With all of the attention on his would-be successors, relatively little is being said or written about President Bush anymore. But an announcement from the White House this week involves a subject that has always interested me: a state visit of a foreign leader.
President and Mrs. Bush will host President John Kufour of Ghana, and Mrs. Kufour, for a state visit on September 15. The state dinner that accompanies this visit will, according to the Associated Press, be the sixth such occasion during Bush's presidency. Apparently that is a low number for a two-term president.
The State Department during the Clinton Administration produced this document describing protocol for such occasions. For one thing, technically, this honor is reserved for heads of state. A head of government who is not a head of state, such as a British prime minister or a German chancellor, may make an "official visit", but not a "state visit".

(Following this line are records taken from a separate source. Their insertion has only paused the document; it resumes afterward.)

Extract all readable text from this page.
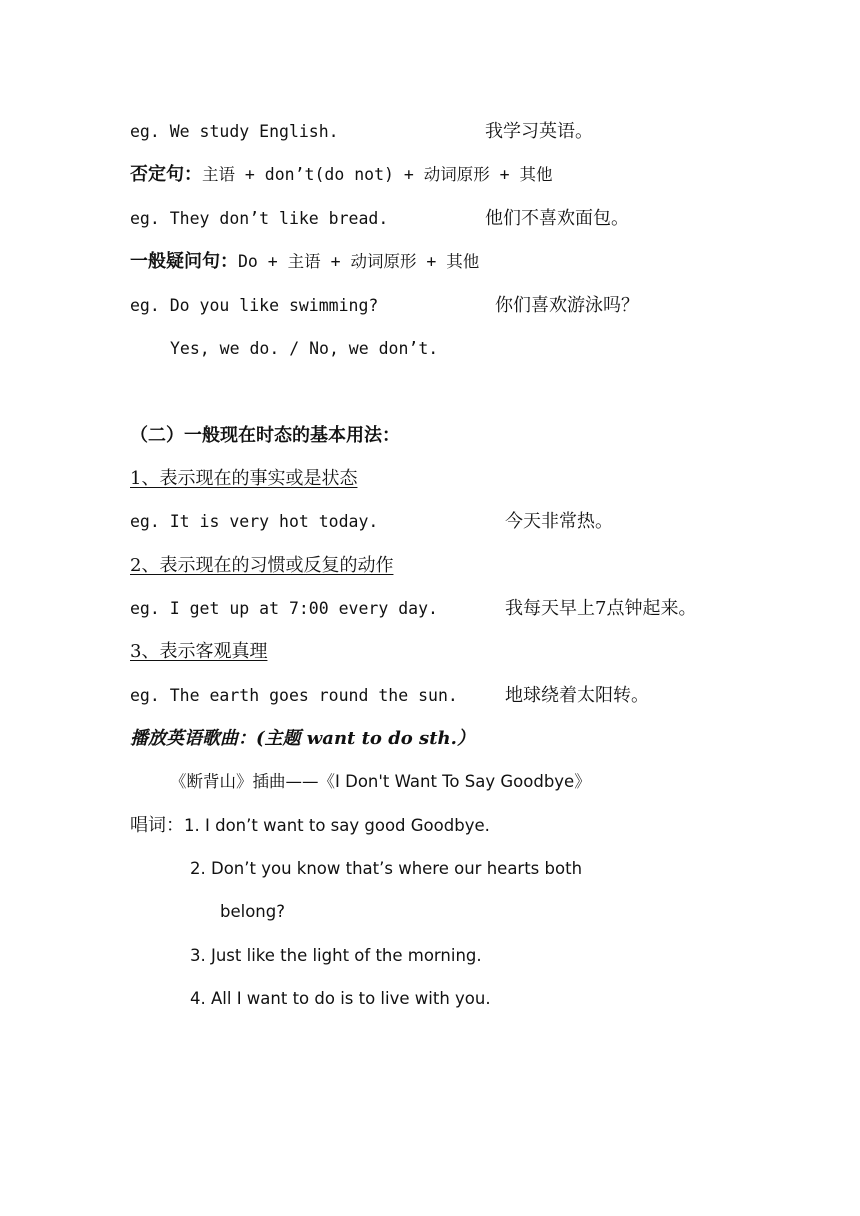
eg. We study English.	我学习英语。
否定句：主语 + don’t(do not) + 动词原形 + 其他
eg. They don’t like bread.	他们不喜欢面包。
一般疑问句：Do + 主语 + 动词原形 + 其他
eg. Do you like swimming?	你们喜欢游泳吗？
Yes, we do. / No, we don’t.
（二）一般现在时态的基本用法：
1、表示现在的事实或是状态
eg. It is very hot today.	今天非常热。
2、表示现在的习惯或反复的动作
eg. I get up at 7:00 every day.	我每天早上7点钟起来。
3、表示客观真理
eg. The earth goes round the sun.	地球绕着太阳转。
播放英语歌曲：(主题 want to do sth.）
《断背山》插曲——《I Don't Want To Say Goodbye》
唱词：1. I don’t want to say good Goodbye.
2. Don’t you know that’s where our hearts both
belong?
3. Just like the light of the morning.
4. All I want to do is to live with you.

I wrote here about the distinction between head of state and head of government. That distinction is irrelevant in the U.S., where both roles are combined in one office, that of president.
I'm sure that more business gets transacted on the average official visit than on the average state visit. However, there is more pomp for the state visit. For example, a visiting head of state gets a 21-gun salute, while a head of government only merits 19 guns.
I originally thought that any White House meal for a foreign leader could be called a "state dinner". But actually that designation is limited to a relatively small number of occasion when all the stops are pulled out for the affair. It can be used to make a political statement, such as in the upcoming case, where Bush wants to reward Ghana for being on friendly terms with the U.S.